Although the name vitamin E makes it sound like a single vitamin, it actually consists of a group of eight related fat-soluble vitamins. Four of the components of the vitamin E family are tocopherols, which include alpha-tocopherol, beta-tocopherol, gamma-tocopherol, and delta-tocopherol, the most biologically active of which is alpha-tocopherol. The discovery in 1922 that rats lost the ability to reproduce when they were fed a vitamin E deficient diet of rancid lard led to the recognition of vitamin E as an essential nutrient. Subsequently, vitamin E was extracted from purified wheat germ oil. It was named vitamin E since it was the next vitamin to be discovered after vitamin D.

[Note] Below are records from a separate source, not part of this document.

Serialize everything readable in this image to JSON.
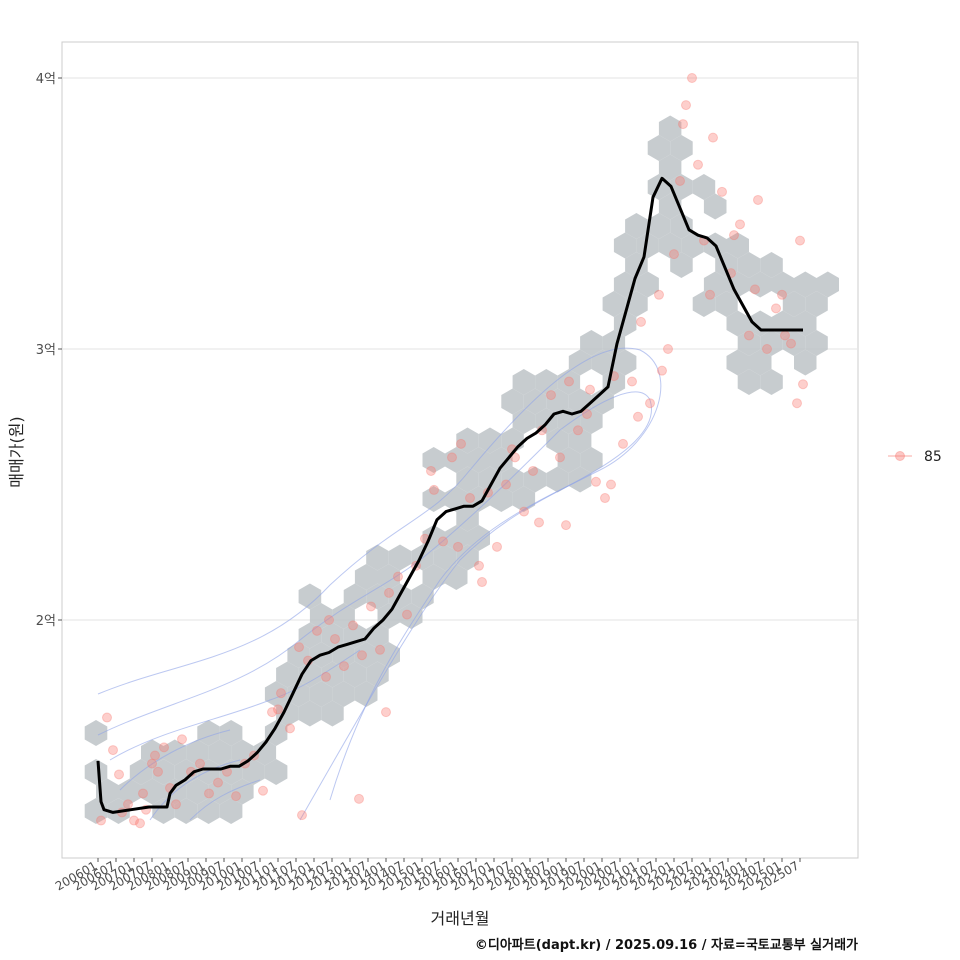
{
  "chart_data": {
    "type": "scatter",
    "xlabel": "거래년월",
    "ylabel": "매매가(원)",
    "x_range": [
      "2006-01",
      "2025-12"
    ],
    "ylim": [
      1.15,
      4.1
    ],
    "y_ticks": [
      {
        "value": 2,
        "label": "2억"
      },
      {
        "value": 3,
        "label": "3억"
      },
      {
        "value": 4,
        "label": "4억"
      }
    ],
    "x_tick_labels": [
      "200601",
      "200607",
      "200701",
      "200707",
      "200801",
      "200807",
      "200901",
      "200907",
      "201001",
      "201007",
      "201101",
      "201107",
      "201201",
      "201207",
      "201301",
      "201307",
      "201401",
      "201407",
      "201501",
      "201507",
      "201601",
      "201607",
      "201701",
      "201707",
      "201801",
      "201807",
      "201901",
      "201907",
      "202001",
      "202007",
      "202101",
      "202107",
      "202201",
      "202207",
      "202301",
      "202307",
      "202401",
      "202407",
      "202501",
      "202507"
    ],
    "legend": {
      "position": "right",
      "entries": [
        {
          "label": "85",
          "color": "#f8766d"
        }
      ]
    },
    "grid": true,
    "layers": [
      "hexbin density (gray)",
      "2D density contours (blue)",
      "transaction points (pink)",
      "moving average line (black)"
    ],
    "series": [
      {
        "name": "85",
        "kind": "moving_average",
        "x": [
          "2006-01",
          "2006-02",
          "2006-03",
          "2006-06",
          "2006-12",
          "2007-06",
          "2007-12",
          "2008-01",
          "2008-03",
          "2008-06",
          "2008-09",
          "2008-12",
          "2009-06",
          "2009-09",
          "2009-12",
          "2010-03",
          "2010-06",
          "2010-09",
          "2010-12",
          "2011-03",
          "2011-06",
          "2011-09",
          "2011-12",
          "2012-03",
          "2012-06",
          "2012-09",
          "2012-12",
          "2013-03",
          "2013-06",
          "2013-09",
          "2013-12",
          "2014-03",
          "2014-06",
          "2014-09",
          "2014-12",
          "2015-03",
          "2015-06",
          "2015-09",
          "2015-12",
          "2016-03",
          "2016-06",
          "2016-09",
          "2016-12",
          "2017-03",
          "2017-06",
          "2017-09",
          "2017-12",
          "2018-03",
          "2018-06",
          "2018-09",
          "2018-12",
          "2019-03",
          "2019-06",
          "2019-09",
          "2019-12",
          "2020-03",
          "2020-06",
          "2020-09",
          "2020-12",
          "2021-03",
          "2021-06",
          "2021-09",
          "2021-12",
          "2022-03",
          "2022-06",
          "2022-09",
          "2022-12",
          "2023-03",
          "2023-06",
          "2023-09",
          "2023-12",
          "2024-03",
          "2024-06",
          "2024-09",
          "2024-12",
          "2025-03",
          "2025-06",
          "2025-08"
        ],
        "y": [
          1.48,
          1.33,
          1.3,
          1.29,
          1.3,
          1.31,
          1.31,
          1.36,
          1.39,
          1.41,
          1.44,
          1.45,
          1.45,
          1.46,
          1.46,
          1.48,
          1.51,
          1.55,
          1.6,
          1.66,
          1.73,
          1.8,
          1.85,
          1.87,
          1.88,
          1.9,
          1.91,
          1.92,
          1.93,
          1.97,
          2.0,
          2.04,
          2.1,
          2.16,
          2.22,
          2.29,
          2.37,
          2.4,
          2.41,
          2.42,
          2.42,
          2.44,
          2.5,
          2.56,
          2.6,
          2.64,
          2.67,
          2.69,
          2.72,
          2.76,
          2.77,
          2.76,
          2.77,
          2.8,
          2.83,
          2.86,
          3.02,
          3.14,
          3.26,
          3.34,
          3.56,
          3.63,
          3.6,
          3.52,
          3.44,
          3.42,
          3.41,
          3.38,
          3.3,
          3.22,
          3.16,
          3.1,
          3.07,
          3.07,
          3.07,
          3.07,
          3.07,
          3.07
        ]
      },
      {
        "name": "85",
        "kind": "transactions",
        "x": [
          "2006-02",
          "2006-04",
          "2006-06",
          "2006-08",
          "2006-09",
          "2006-11",
          "2007-01",
          "2007-03",
          "2007-05",
          "2007-07",
          "2007-09",
          "2007-11",
          "2007-04",
          "2007-08",
          "2008-01",
          "2008-03",
          "2008-05",
          "2008-08",
          "2008-11",
          "2009-02",
          "2009-05",
          "2009-08",
          "2009-11",
          "2010-02",
          "2010-05",
          "2010-08",
          "2010-11",
          "2011-02",
          "2011-05",
          "2011-08",
          "2011-11",
          "2012-02",
          "2012-05",
          "2012-08",
          "2012-11",
          "2013-02",
          "2013-05",
          "2013-08",
          "2013-11",
          "2014-02",
          "2014-05",
          "2014-08",
          "2014-11",
          "2015-02",
          "2015-05",
          "2015-08",
          "2015-11",
          "2016-02",
          "2016-05",
          "2016-08",
          "2016-11",
          "2017-02",
          "2017-05",
          "2017-08",
          "2017-11",
          "2018-02",
          "2018-05",
          "2018-08",
          "2018-11",
          "2019-02",
          "2019-05",
          "2019-08",
          "2019-11",
          "2020-02",
          "2020-05",
          "2020-08",
          "2020-11",
          "2021-02",
          "2021-05",
          "2021-08",
          "2021-11",
          "2022-01",
          "2022-03",
          "2022-05",
          "2022-07",
          "2022-09",
          "2022-11",
          "2023-02",
          "2023-05",
          "2023-08",
          "2023-11",
          "2024-02",
          "2024-05",
          "2024-08",
          "2024-11",
          "2025-02",
          "2025-04",
          "2025-06",
          "2025-07",
          "2025-08",
          "2011-01",
          "2011-09",
          "2012-06",
          "2013-04",
          "2014-01",
          "2015-04",
          "2016-01",
          "2016-09",
          "2017-07",
          "2018-04",
          "2019-01",
          "2019-09",
          "2020-04",
          "2021-01",
          "2021-09",
          "2022-04",
          "2023-01",
          "2023-09",
          "2024-04",
          "2025-01"
        ],
        "y": [
          1.26,
          1.64,
          1.52,
          1.43,
          1.29,
          1.32,
          1.26,
          1.25,
          1.3,
          1.47,
          1.44,
          1.53,
          1.36,
          1.5,
          1.38,
          1.32,
          1.56,
          1.44,
          1.47,
          1.36,
          1.4,
          1.44,
          1.35,
          1.47,
          1.5,
          1.37,
          1.66,
          1.73,
          1.6,
          1.9,
          1.85,
          1.96,
          1.79,
          1.93,
          1.83,
          1.98,
          1.87,
          2.05,
          1.89,
          2.1,
          2.16,
          2.02,
          2.2,
          2.3,
          2.48,
          2.29,
          2.6,
          2.65,
          2.45,
          2.2,
          2.47,
          2.27,
          2.5,
          2.6,
          2.4,
          2.55,
          2.7,
          2.83,
          2.6,
          2.88,
          2.7,
          2.76,
          2.51,
          2.45,
          2.9,
          2.65,
          2.88,
          3.1,
          2.8,
          3.2,
          3.0,
          3.35,
          3.62,
          3.9,
          4.0,
          3.68,
          3.4,
          3.78,
          3.58,
          3.28,
          3.46,
          3.05,
          3.55,
          3.0,
          3.15,
          3.05,
          3.02,
          2.8,
          3.4,
          2.87,
          1.67,
          1.28,
          2.0,
          1.34,
          1.66,
          2.55,
          2.27,
          2.14,
          2.63,
          2.36,
          2.35,
          2.85,
          2.5,
          2.75,
          2.92,
          3.83,
          3.2,
          3.42,
          3.22,
          3.2
        ]
      }
    ]
  },
  "caption": "©디아파트(dapt.kr) / 2025.09.16 / 자료=국토교통부 실거래가"
}
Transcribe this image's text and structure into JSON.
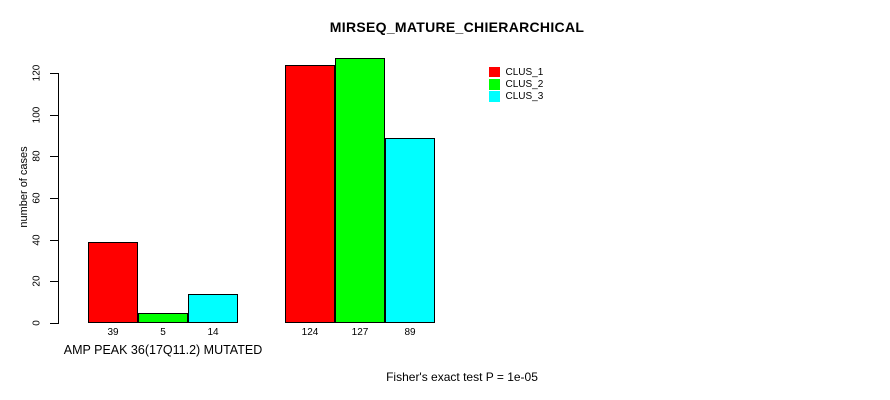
{
  "title": "MIRSEQ_MATURE_CHIERARCHICAL",
  "chart_data": {
    "type": "bar",
    "grouped": true,
    "title": "MIRSEQ_MATURE_CHIERARCHICAL",
    "xlabel": "",
    "ylabel": "number of cases",
    "ylim": [
      0,
      120
    ],
    "yticks": [
      0,
      20,
      40,
      60,
      80,
      100,
      120
    ],
    "grid": false,
    "legend_position": "top-right",
    "bar_value_labels": true,
    "categories": [
      "AMP PEAK 36(17Q11.2) MUTATED",
      ""
    ],
    "series": [
      {
        "name": "CLUS_1",
        "color": "#ff0000",
        "values": [
          39,
          124
        ]
      },
      {
        "name": "CLUS_2",
        "color": "#00ff00",
        "values": [
          5,
          127
        ]
      },
      {
        "name": "CLUS_3",
        "color": "#00ffff",
        "values": [
          14,
          89
        ]
      }
    ],
    "annotation": "Fisher's exact test P = 1e-05"
  },
  "colors": {
    "clus_1": "#ff0000",
    "clus_2": "#00ff00",
    "clus_3": "#00ffff",
    "axis": "#000000",
    "background": "#ffffff"
  }
}
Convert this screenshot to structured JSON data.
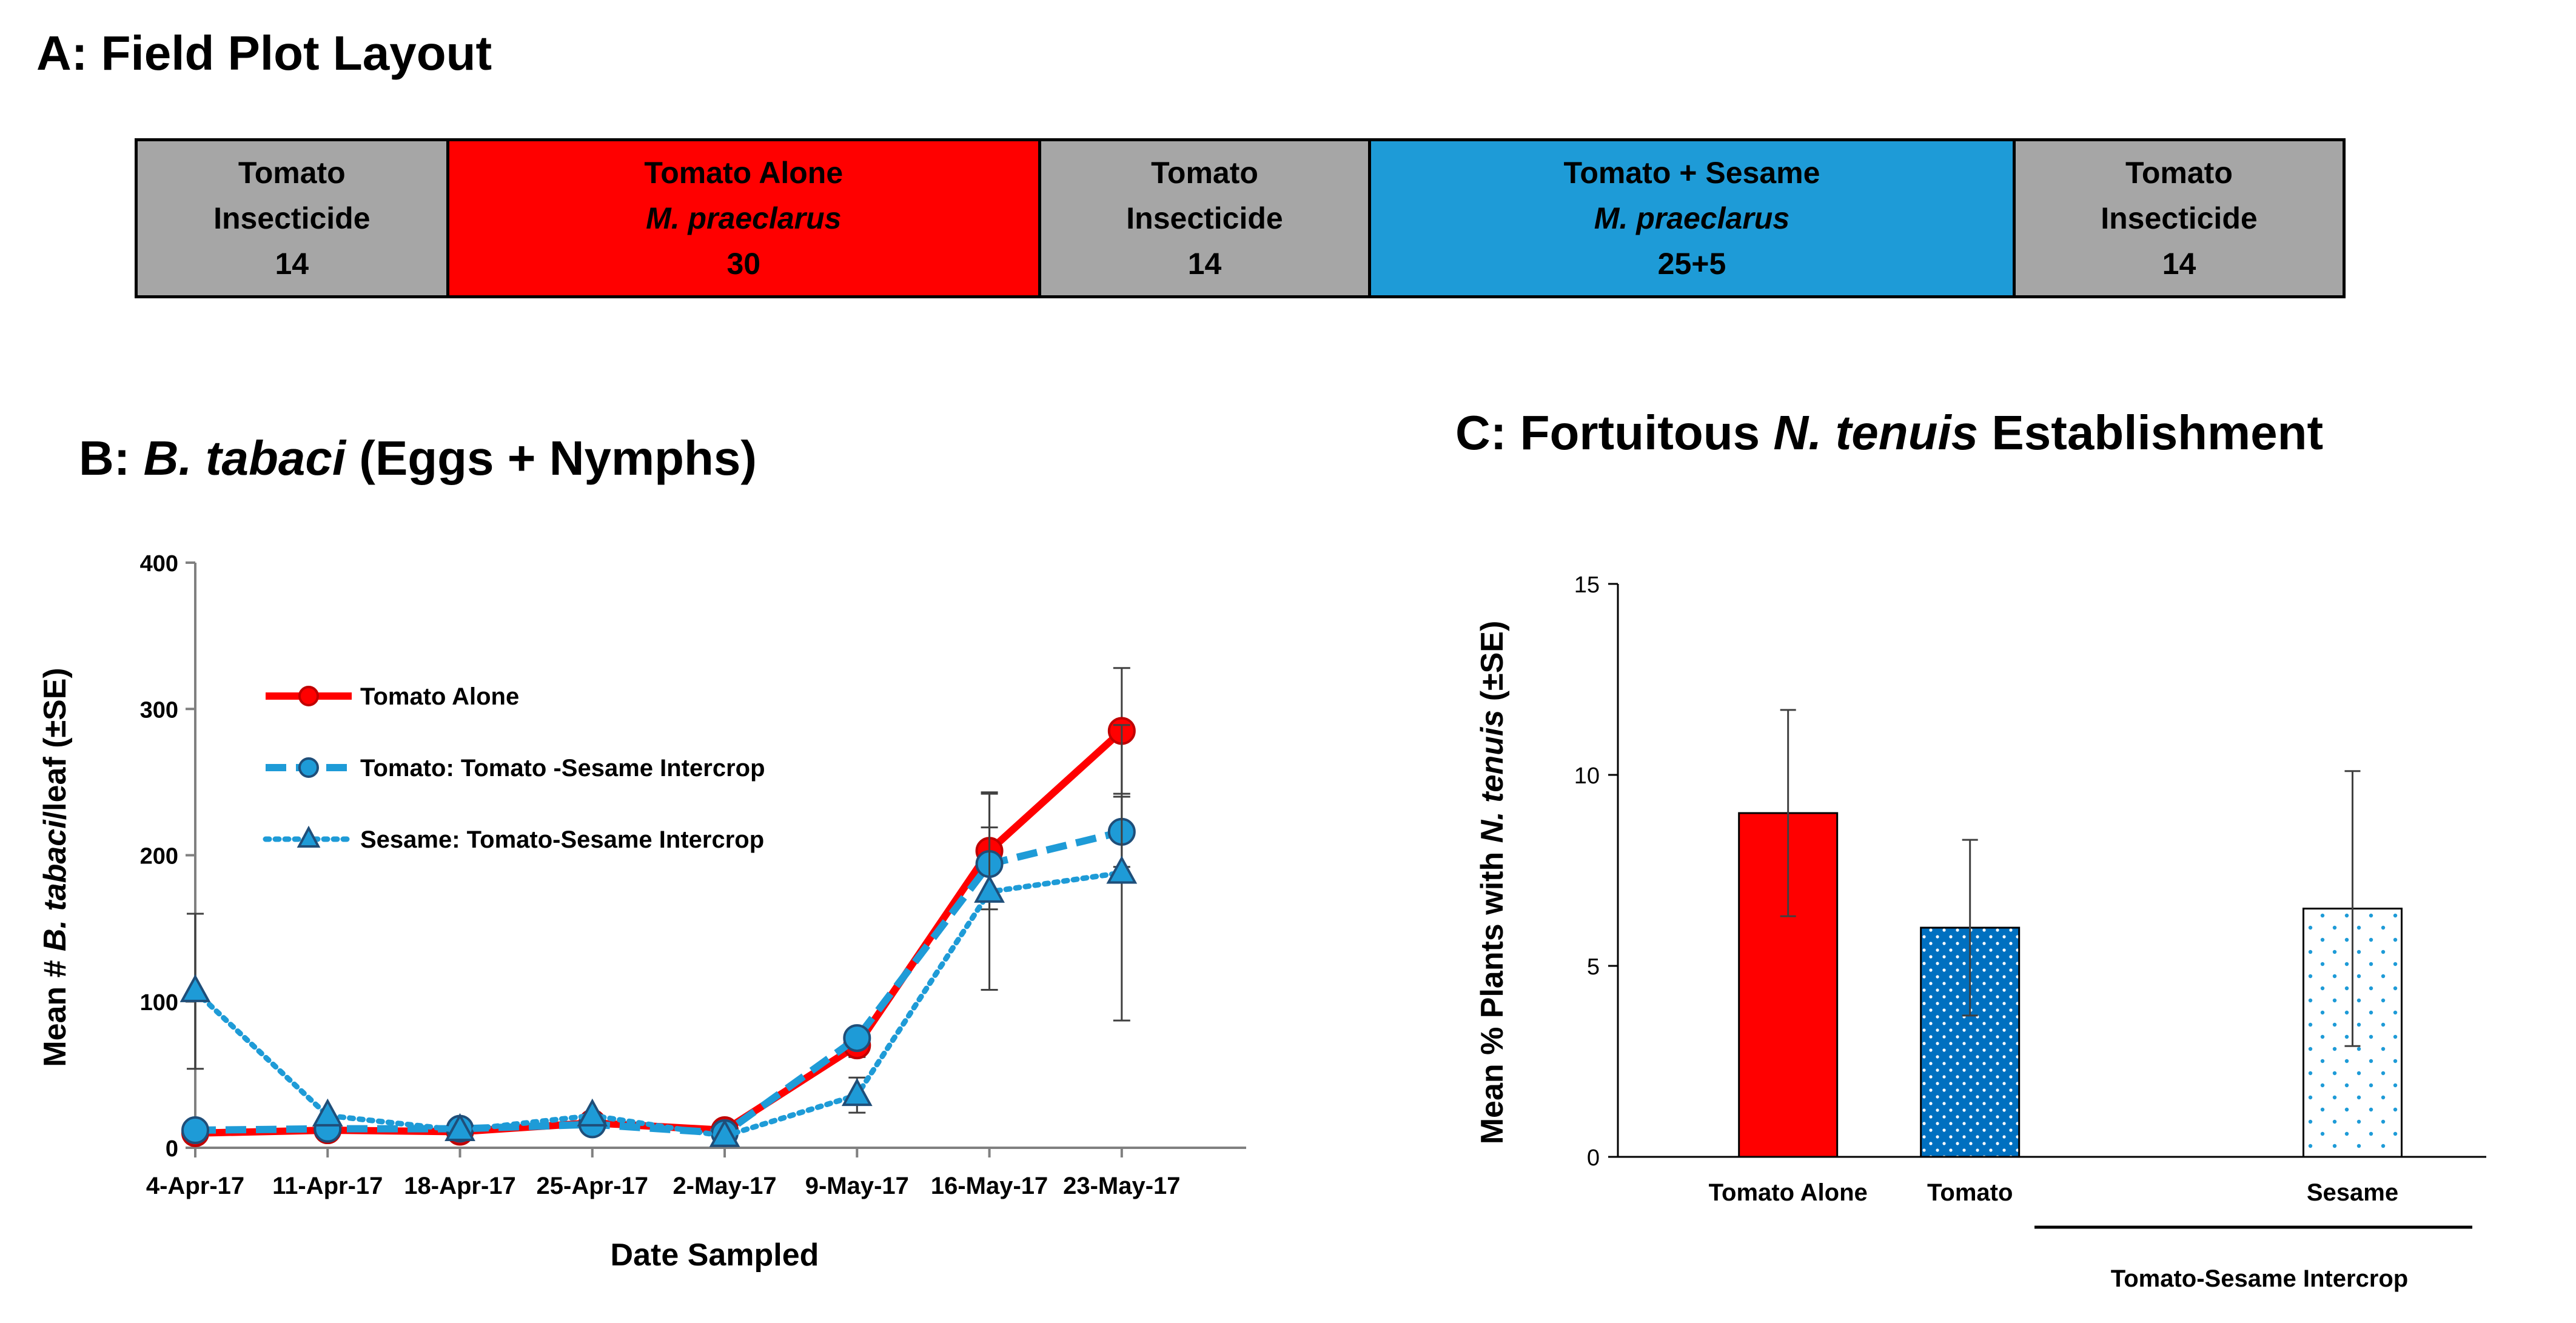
{
  "panel_a": {
    "title": "A: Field Plot Layout",
    "plots": [
      {
        "crop": "Tomato",
        "treatment": "Insecticide",
        "count": "14",
        "color": "#a6a6a6",
        "weight": 1.0
      },
      {
        "crop": "Tomato  Alone",
        "treatment": "M. praeclarus",
        "count": "30",
        "color": "#ff0000",
        "weight": 1.91,
        "italic": true
      },
      {
        "crop": "Tomato",
        "treatment": "Insecticide",
        "count": "14",
        "color": "#a6a6a6",
        "weight": 1.06
      },
      {
        "crop": "Tomato + Sesame",
        "treatment": "M. praeclarus",
        "count": "25+5",
        "color": "#1e9bd7",
        "weight": 2.08,
        "italic": true
      },
      {
        "crop": "Tomato",
        "treatment": "Insecticide",
        "count": "14",
        "color": "#a6a6a6",
        "weight": 1.06
      }
    ]
  },
  "panel_b": {
    "title_prefix": "B: ",
    "title_species": "B. tabaci",
    "title_suffix": " (Eggs + Nymphs)"
  },
  "panel_c": {
    "title_prefix": "C: Fortuitous ",
    "title_species": "N. tenuis",
    "title_suffix": " Establishment",
    "group_label": "Tomato-Sesame Intercrop"
  },
  "chart_data": [
    {
      "type": "line",
      "title": "B: B. tabaci (Eggs + Nymphs)",
      "xlabel": "Date Sampled",
      "ylabel_prefix": "Mean # ",
      "ylabel_species": "B. tabaci",
      "ylabel_suffix": "/leaf (±SE)",
      "ylim": [
        0,
        400
      ],
      "yticks": [
        0,
        100,
        200,
        300,
        400
      ],
      "categories": [
        "4-Apr-17",
        "11-Apr-17",
        "18-Apr-17",
        "25-Apr-17",
        "2-May-17",
        "9-May-17",
        "16-May-17",
        "23-May-17"
      ],
      "legend_position": "upper-left",
      "series": [
        {
          "name": "Tomato Alone",
          "color": "#ff0000",
          "style": "solid",
          "marker": "circle",
          "values": [
            10,
            12,
            11,
            17,
            12,
            70,
            203,
            285
          ],
          "errors": [
            0,
            0,
            0,
            0,
            0,
            8,
            40,
            43
          ]
        },
        {
          "name": "Tomato: Tomato -Sesame Intercrop",
          "color": "#1e9bd7",
          "style": "dashed",
          "marker": "circle",
          "values": [
            12,
            13,
            13,
            16,
            10,
            75,
            194,
            216
          ],
          "errors": [
            0,
            0,
            0,
            0,
            0,
            6,
            25,
            24
          ]
        },
        {
          "name": "Sesame: Tomato-Sesame Intercrop",
          "color": "#1e9bd7",
          "style": "dotted",
          "marker": "triangle",
          "values": [
            107,
            22,
            12,
            22,
            8,
            36,
            175,
            188
          ],
          "errors": [
            53,
            0,
            0,
            0,
            0,
            12,
            67,
            101
          ]
        }
      ]
    },
    {
      "type": "bar",
      "title": "C: Fortuitous N. tenuis Establishment",
      "ylabel_prefix": "Mean % Plants with ",
      "ylabel_species": "N. tenuis",
      "ylabel_suffix": " (±SE)",
      "ylim": [
        0,
        15
      ],
      "yticks": [
        0,
        5,
        10,
        15
      ],
      "categories": [
        "Tomato Alone",
        "Tomato",
        "Sesame"
      ],
      "values": [
        9.0,
        6.0,
        6.5
      ],
      "errors": [
        2.7,
        2.3,
        3.6
      ],
      "fills": [
        {
          "kind": "solid",
          "color": "#ff0000"
        },
        {
          "kind": "dense-dots",
          "color": "#0070c0"
        },
        {
          "kind": "sparse-dots",
          "color": "#1e9bd7"
        }
      ]
    }
  ]
}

The word tocopherol used to describe the key components of vitamin E comes from a combination of the Greek word “tokos,” meaning childbirth and “phero, meaning to bear, thereby taking into account the important relationship between vitamin E and fertility. However, it is now known that enabling reproduction is only one of many important functions of vitamin E.
The other four components of the vitamin E family are tocotrienols, which include alpha-, beta-, gamma-, and delta-tocotrienols. Each of the eight components of vitamin E is believed to be associated with unique but related functions.
More information is needed about the individual contributions of these different components of vitamin E. However, one major advantage of getting the needed supply of vitamin E in the diet rather than through supplements is that the food sources of vitamin E contain the entire spectrum of the vitamin E family. Most supplements, on the other hand, only contain alpha-tocopherol and only in a synthetic form.